Continental Airlines announces first-ever US biofuel flight will take place in early January

Continental Airlines announces first-ever US biofuel flight will take place in early January | Continental Airlines, biofuels, algae, jatropha, Boeing, CFM International, UOP, Terasol, Sapphire Energy, Air New Zealand, Larry Kellner, Sanjay Pingle

Continental Airlines Boeing 737-800 (photo: P. Alejandro Diaz)

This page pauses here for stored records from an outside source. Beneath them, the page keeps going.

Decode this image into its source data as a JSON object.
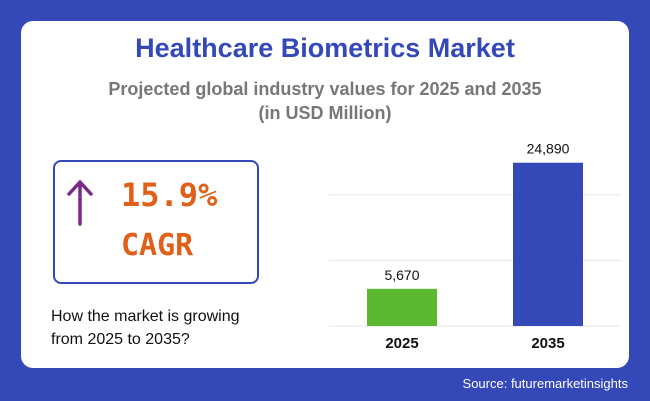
{
  "header": {
    "title": "Healthcare Biometrics Market",
    "subtitle_line1": "Projected global industry values for 2025 and 2035",
    "subtitle_line2": "(in USD Million)"
  },
  "cagr": {
    "value": "15.9%",
    "label": "CAGR",
    "arrow_icon": "arrow-up-icon"
  },
  "question": {
    "line1": "How the market is growing",
    "line2": "from 2025 to 2035?"
  },
  "source": "Source: futuremarketinsights",
  "colors": {
    "background": "#3448b8",
    "title": "#3448b8",
    "cagr": "#e0601a",
    "arrow": "#7b2a8c",
    "bar_2025": "#5cb82e",
    "bar_2035": "#3448b8"
  },
  "chart_data": {
    "type": "bar",
    "categories": [
      "2025",
      "2035"
    ],
    "values": [
      5670,
      24890
    ],
    "data_labels": [
      "5,670",
      "24,890"
    ],
    "ylim": [
      0,
      25000
    ],
    "grid": true,
    "bar_colors": [
      "#5cb82e",
      "#3448b8"
    ]
  }
}
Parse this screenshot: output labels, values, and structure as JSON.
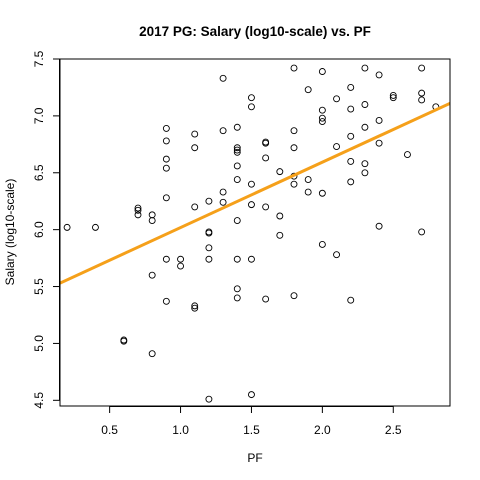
{
  "chart_data": {
    "type": "scatter",
    "title": "2017 PG: Salary (log10-scale) vs. PF",
    "xlabel": "PF",
    "ylabel": "Salary (log10-scale)",
    "xlim": [
      0.15,
      2.9
    ],
    "ylim": [
      4.45,
      7.5
    ],
    "xticks": [
      "0.5",
      "1.0",
      "1.5",
      "2.0",
      "2.5"
    ],
    "yticks": [
      "4.5",
      "5.0",
      "5.5",
      "6.0",
      "6.5",
      "7.0",
      "7.5"
    ],
    "grid": false,
    "point_style": "open-circle",
    "points": [
      [
        0.2,
        6.02
      ],
      [
        0.4,
        6.02
      ],
      [
        0.6,
        5.03
      ],
      [
        0.6,
        5.02
      ],
      [
        0.7,
        6.19
      ],
      [
        0.7,
        6.17
      ],
      [
        0.7,
        6.13
      ],
      [
        0.8,
        6.13
      ],
      [
        0.8,
        6.08
      ],
      [
        0.8,
        5.6
      ],
      [
        0.8,
        4.91
      ],
      [
        0.9,
        6.89
      ],
      [
        0.9,
        6.78
      ],
      [
        0.9,
        6.62
      ],
      [
        0.9,
        6.54
      ],
      [
        0.9,
        6.28
      ],
      [
        0.9,
        5.74
      ],
      [
        0.9,
        5.37
      ],
      [
        1.0,
        5.74
      ],
      [
        1.0,
        5.68
      ],
      [
        1.1,
        6.84
      ],
      [
        1.1,
        6.72
      ],
      [
        1.1,
        6.2
      ],
      [
        1.1,
        5.33
      ],
      [
        1.1,
        5.31
      ],
      [
        1.2,
        6.25
      ],
      [
        1.2,
        5.98
      ],
      [
        1.2,
        5.97
      ],
      [
        1.2,
        5.84
      ],
      [
        1.2,
        5.74
      ],
      [
        1.2,
        4.51
      ],
      [
        1.3,
        7.33
      ],
      [
        1.3,
        6.87
      ],
      [
        1.3,
        6.33
      ],
      [
        1.3,
        6.24
      ],
      [
        1.4,
        6.9
      ],
      [
        1.4,
        6.72
      ],
      [
        1.4,
        6.7
      ],
      [
        1.4,
        6.68
      ],
      [
        1.4,
        6.56
      ],
      [
        1.4,
        6.44
      ],
      [
        1.4,
        6.08
      ],
      [
        1.4,
        5.74
      ],
      [
        1.4,
        5.48
      ],
      [
        1.4,
        5.4
      ],
      [
        1.5,
        7.16
      ],
      [
        1.5,
        7.08
      ],
      [
        1.5,
        6.4
      ],
      [
        1.5,
        6.22
      ],
      [
        1.5,
        5.74
      ],
      [
        1.5,
        4.55
      ],
      [
        1.6,
        6.77
      ],
      [
        1.6,
        6.76
      ],
      [
        1.6,
        6.63
      ],
      [
        1.6,
        6.2
      ],
      [
        1.6,
        5.39
      ],
      [
        1.7,
        6.51
      ],
      [
        1.7,
        6.12
      ],
      [
        1.7,
        5.95
      ],
      [
        1.8,
        7.42
      ],
      [
        1.8,
        6.87
      ],
      [
        1.8,
        6.72
      ],
      [
        1.8,
        6.47
      ],
      [
        1.8,
        6.4
      ],
      [
        1.8,
        5.42
      ],
      [
        1.9,
        7.23
      ],
      [
        1.9,
        6.44
      ],
      [
        1.9,
        6.33
      ],
      [
        2.0,
        7.39
      ],
      [
        2.0,
        7.05
      ],
      [
        2.0,
        6.98
      ],
      [
        2.0,
        6.95
      ],
      [
        2.0,
        6.32
      ],
      [
        2.0,
        5.87
      ],
      [
        2.1,
        7.15
      ],
      [
        2.1,
        6.73
      ],
      [
        2.1,
        5.78
      ],
      [
        2.2,
        7.25
      ],
      [
        2.2,
        7.06
      ],
      [
        2.2,
        6.82
      ],
      [
        2.2,
        6.6
      ],
      [
        2.2,
        6.42
      ],
      [
        2.2,
        5.38
      ],
      [
        2.3,
        7.42
      ],
      [
        2.3,
        7.1
      ],
      [
        2.3,
        6.9
      ],
      [
        2.3,
        6.58
      ],
      [
        2.3,
        6.5
      ],
      [
        2.4,
        7.36
      ],
      [
        2.4,
        6.96
      ],
      [
        2.4,
        6.76
      ],
      [
        2.4,
        6.03
      ],
      [
        2.5,
        7.18
      ],
      [
        2.5,
        7.16
      ],
      [
        2.6,
        6.66
      ],
      [
        2.7,
        7.42
      ],
      [
        2.7,
        7.2
      ],
      [
        2.7,
        7.14
      ],
      [
        2.7,
        5.98
      ],
      [
        2.8,
        7.08
      ]
    ],
    "regression_line": {
      "x": [
        0.15,
        2.9
      ],
      "y": [
        5.53,
        7.11
      ],
      "color": "#f5a01a"
    },
    "point_color": "#000000"
  }
}
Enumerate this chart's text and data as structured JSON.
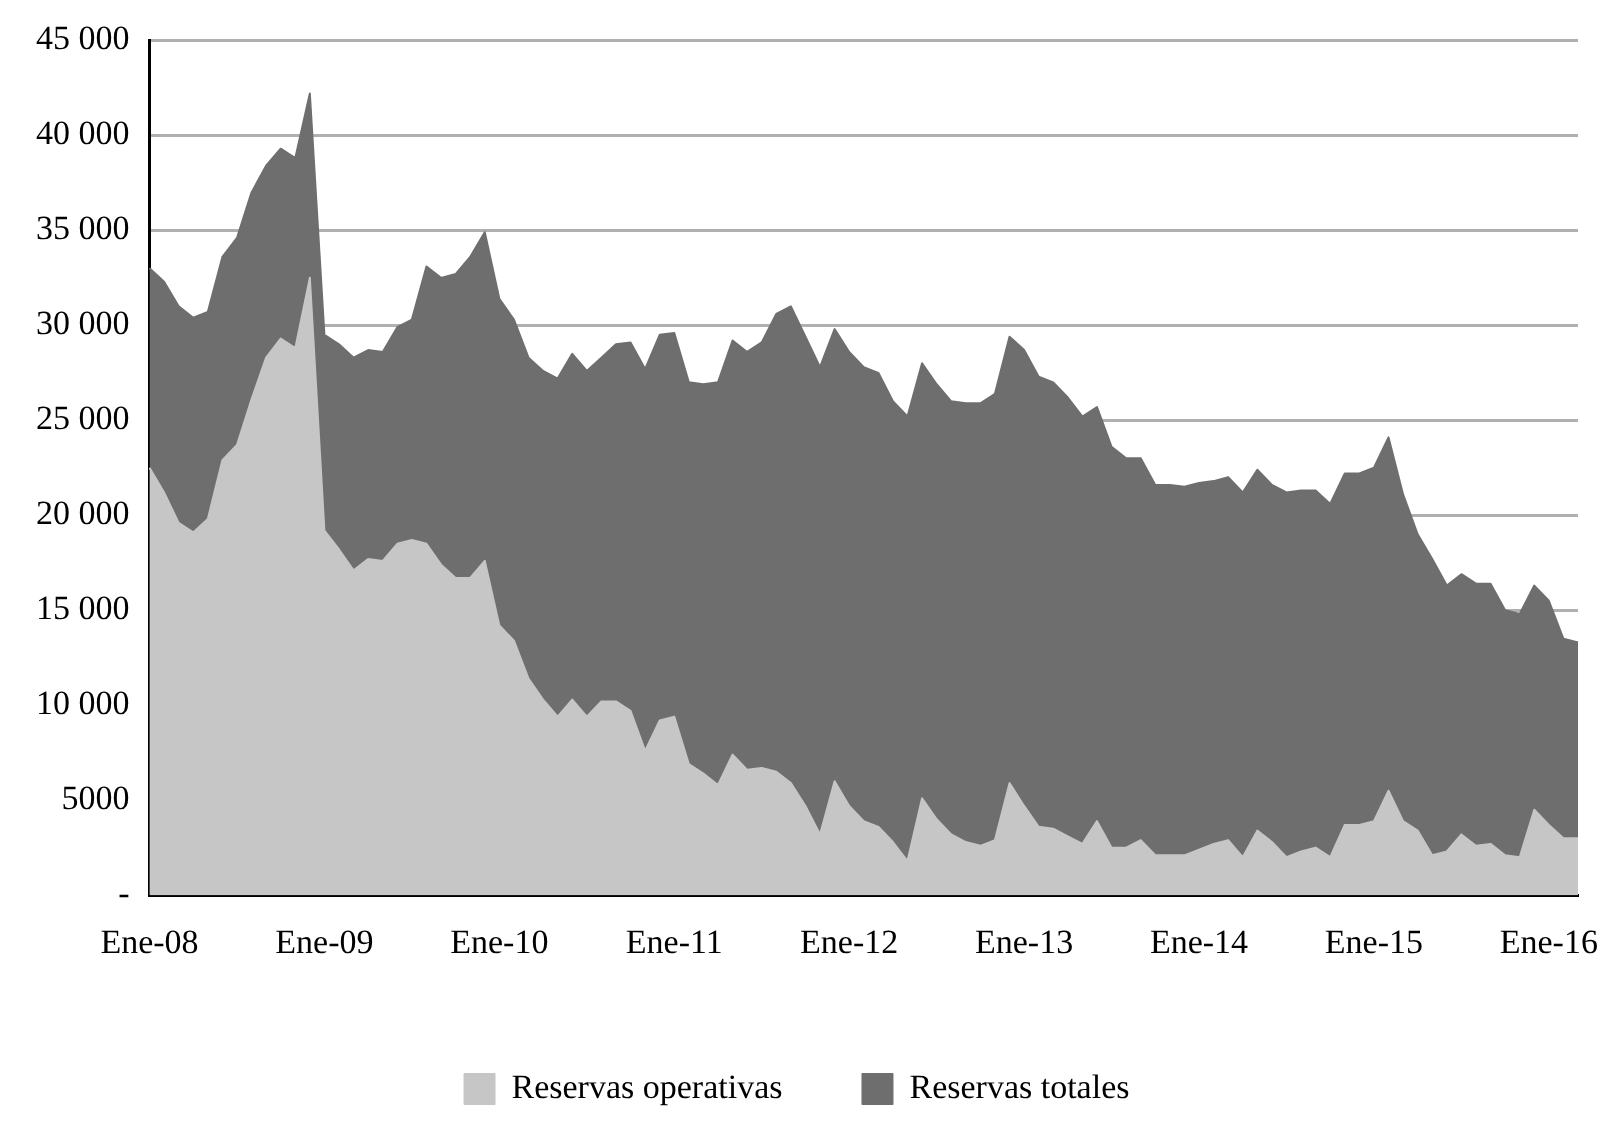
{
  "chart_data": {
    "type": "area",
    "categories": [
      "Ene-08",
      null,
      null,
      null,
      null,
      null,
      null,
      null,
      null,
      null,
      null,
      null,
      "Ene-09",
      null,
      null,
      null,
      null,
      null,
      null,
      null,
      null,
      null,
      null,
      null,
      "Ene-10",
      null,
      null,
      null,
      null,
      null,
      null,
      null,
      null,
      null,
      null,
      null,
      "Ene-11",
      null,
      null,
      null,
      null,
      null,
      null,
      null,
      null,
      null,
      null,
      null,
      "Ene-12",
      null,
      null,
      null,
      null,
      null,
      null,
      null,
      null,
      null,
      null,
      null,
      "Ene-13",
      null,
      null,
      null,
      null,
      null,
      null,
      null,
      null,
      null,
      null,
      null,
      "Ene-14",
      null,
      null,
      null,
      null,
      null,
      null,
      null,
      null,
      null,
      null,
      null,
      "Ene-15",
      null,
      null,
      null,
      null,
      null,
      null,
      null,
      null,
      null,
      null,
      null,
      "Ene-16",
      null,
      null
    ],
    "series": [
      {
        "name": "Reservas totales",
        "color": "#6e6e6e",
        "values": [
          33000,
          32300,
          31000,
          30400,
          30700,
          33600,
          34600,
          37000,
          38400,
          39300,
          38800,
          42200,
          29500,
          29000,
          28300,
          28700,
          28600,
          29900,
          30300,
          33100,
          32500,
          32700,
          33600,
          34900,
          31400,
          30300,
          28300,
          27600,
          27200,
          28500,
          27600,
          28300,
          29000,
          29100,
          27700,
          29500,
          29600,
          27000,
          26900,
          27000,
          29200,
          28600,
          29100,
          30600,
          31000,
          29400,
          27800,
          29800,
          28600,
          27800,
          27500,
          26000,
          25200,
          28000,
          26900,
          26000,
          25900,
          25900,
          26400,
          29400,
          28700,
          27300,
          27000,
          26200,
          25200,
          25700,
          23600,
          23000,
          23000,
          21600,
          21600,
          21500,
          21700,
          21800,
          22000,
          21200,
          22400,
          21600,
          21200,
          21300,
          21300,
          20600,
          22200,
          22200,
          22500,
          24100,
          21100,
          19000,
          17700,
          16300,
          16900,
          16400,
          16400,
          15000,
          14800,
          16300,
          15500,
          13500,
          13300
        ]
      },
      {
        "name": "Reservas operativas",
        "color": "#c6c6c6",
        "values": [
          22500,
          21200,
          19600,
          19100,
          19800,
          22900,
          23700,
          26100,
          28300,
          29300,
          28800,
          32500,
          19200,
          18200,
          17100,
          17700,
          17600,
          18500,
          18700,
          18500,
          17400,
          16700,
          16700,
          17600,
          14200,
          13400,
          11400,
          10300,
          9400,
          10300,
          9400,
          10200,
          10200,
          9700,
          7600,
          9200,
          9400,
          6900,
          6400,
          5800,
          7400,
          6600,
          6700,
          6500,
          5900,
          4700,
          3200,
          6000,
          4700,
          3900,
          3600,
          2800,
          1800,
          5100,
          4000,
          3200,
          2800,
          2600,
          2900,
          5900,
          4700,
          3600,
          3500,
          3100,
          2700,
          3900,
          2500,
          2500,
          2900,
          2100,
          2100,
          2100,
          2400,
          2700,
          2900,
          2000,
          3400,
          2800,
          2000,
          2300,
          2500,
          2000,
          3700,
          3700,
          3900,
          5500,
          3900,
          3400,
          2100,
          2300,
          3200,
          2600,
          2700,
          2100,
          2000,
          4500,
          3700,
          3000,
          3000
        ]
      }
    ],
    "ylim": [
      0,
      45000
    ],
    "yticks": [
      {
        "value": 0,
        "label": "-"
      },
      5000,
      {
        "value": 10000,
        "label": "10 000"
      },
      {
        "value": 15000,
        "label": "15 000"
      },
      {
        "value": 20000,
        "label": "20 000"
      },
      {
        "value": 25000,
        "label": "25 000"
      },
      {
        "value": 30000,
        "label": "30 000"
      },
      {
        "value": 35000,
        "label": "35 000"
      },
      {
        "value": 40000,
        "label": "40 000"
      },
      {
        "value": 45000,
        "label": "45 000"
      }
    ],
    "grid": "y",
    "legend": "bottom",
    "marker": "none",
    "line_style": "solid"
  }
}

Fri 12 Dec 2008 – Continental Airlines will conduct a biofuel-powered demonstration flight on January 7 from Houston, Texas. Not only will it be the first US flight to use a biofuel blend, it will be the first using a narrowbody twin-engined aircraft, a CFM56-7B-powered Boeing 737-800, and the first use of algae as a biojet fuel. The fuel to be used in one of the two engines will be a blend of 50 percent traditional jet fuel and 50 percent biofuel sourced from algae and jatropha. Meanwhile, Air New Zealand has rescheduled its jatropha-based biofuel flight to December 30.
 
Continental has partnered on the nine-month project with Boeing, CFM International and refining technology developer UOP, a Honeywell company. The algae-based biofuel has been supplied by California-based Sapphire Energy, with the jatropha provided by Terasol, which has also supplied the jatropha for the Air New Zealand biofuel test flight.
 
Sanjay Pingle, CEO of Terasol, confirmed the source of the jatropha for both of the flights was India and East Africa (primarily Tanzania), and met the following sustainability criteria:
·         not grown on any land suitable for food crops;
·         no irrigation – cultivated using natural rainfall only;
·         not cultivated using any child labour;
·         cultivated primarily by small farmers as a supplement to normal income;
·         no deforestation involved in the cultivation; and
·         primarily grown on degraded pasture land or as a 'border crop'.
 
A spokesperson for Sapphire Energy said the company’s proprietary refining process converted photosynthetic algae oil into an oil rich in triglycerides and Free Fatty Acids which UOP then refined into jet fuel through its ecofining process. “Sapphire’s business is not simply to create algal oils; we create a refined product that can be used directly in a refinery, ecofinery or crude pipeline,” she added.
 
Sapphire Energy was founded in May 2007 and this September announced it had raised $100 million in venture capital from investors such as the UK’s Wellcome Trust; ARCH Venture Partners; Venrock, the Rockefeller family’s venture capital arm; and Bill Gates’ Cascade Investment. The company also said that it hoped to be producing commercial quantities of what it describes as ‘Green Crude’ in three to five years and expects to achieve a per barrel price of $50 to $80.
 
Operating under a specially-issued ‘Experimental’ aircraft type certificate, the passenger-free 737-800 will be crewed by Continental’s own FAA-licensed test pilots. The flight test plan calls for operating the No. 2, right-hand engine on the B50 biofuel blend, including power accelerations and decelerations, in-flight engine shut-down and restart, together with other flight manoeuvres that include both normal and non-normal procedures. Numerous flight parameters will be recorded, and a post-flight engine analysis will contribute to findings which the project team expect to show that the biofuel blend is readily substitutable for regular Jet A fuel without any degradation of performance or safety, and with a net reduction in carbon emissions.
 
“This flight represents another step in Continental’s commitment to reducing carbon emissions and identifying sustainable, long-term fuel solutions for the aviation industry,” said Larry Kellner, the airline’s Chairman and Chief Executive Officer.
 
Continental claims that its aircraft fleet consumes on average 18 gallons of fuel to fly one mainline revenue passenger 1,000 miles, representing a 35% reduction in fuel burn and emissions since 1997, due, it says, to a $12 billion investment in more fuel-efficient aircraft and the streamlining of operational procedures. It has also reduced nitrogen oxide emissions by 75% from ground equipment at the carrier’s Houston hub through switching to electric ground services equipment and other new technology.
 
Other green projects include the construction of environmentally-responsible airport facilities, the testing of alternative fuels in ground service equipment, a passenger carbon offsetting programme based on the actual fuel burn of the Continental fleet and an expansive recycling programme.
 
Meanwhile, it has been reported that Air New Zealand’s B747-400 biofuel test flight, which will use a 50/50 jatropha-based biofuel blended with Jet A-1, will now take place on December 30. It was originally scheduled for December 3 but was postponed following the fatal crash of one of the airline’s A320 aircraft during a test flight off the French coast on November 28.